CASE STUDY:

Splunk SIEM implementation for Threat Intelligence companies with custom JS and CSS

 

CUSTOMER BACKGROUND:
A leading Threat Intelligence product company had a requirement to develop Splunk App to enrich their Advisory Intelligence Reports and Network Traffic as rich visualization Dashboard.

PROJECT GOALS:
To develop Splunk App with Add-on, create several custom dashboards with rich visualization using Tables, Columns, Timelines, Pie Charts, Bar Charts, Single Values.

THE CHALLENGE:
Extend the Splunk UI using custom JavaScript and CSS and create highly personalized and diverse dashboards.

RESULTS:
Loginsoft has an extensive expertise in Splunk which helped our leading Threat Intelligence client to experience the best in class visual dashboards with custom icons.

APPROACH:
Developed a Python program to pull data from API source to Splunk as Add-on and configured custom Dashboards as Table, Columns, Timelines, Pie Charts, Bar Charts, Single Value elements.

Custom Tooltip using JavaScript
When logs are visualized in Splunk Application, there is no option to create a custom Tooltip i.e. a mouse hover popup on a data point in the timeline graph.

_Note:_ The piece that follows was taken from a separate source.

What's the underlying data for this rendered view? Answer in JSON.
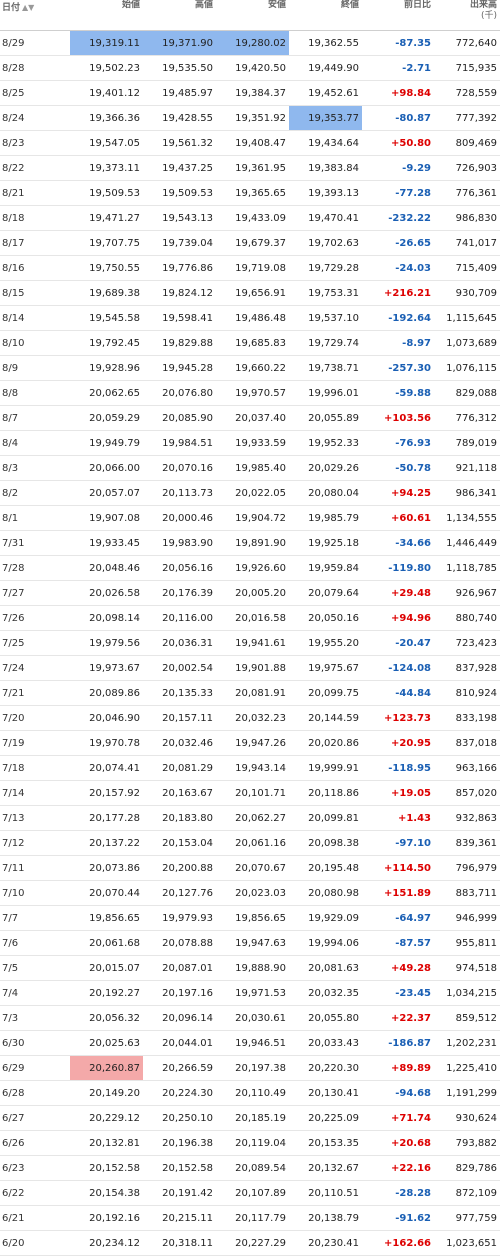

Loginsoft has leveraged Jquery and JavaScript to implement this feature otherwise unavailable.

Custom Icons:
Loginsoft leveraged JavaScript to create custom icons and also change the color for the text based on an event trigger for one of the dashboards as shown below.

Configuration Bundle with Custom CSS:
Users cannot show Checkbox options alongside count in Splunk. To mitigate this, Loginsoft bundled a Checkbox Input with table data from Splunk by overwriting Splunk’s default style with Loginsoft’s custom CSS.

Additionally, Loginsoft has leveraged JavaScript to add functionalities that allow users to append graphs in order of selection.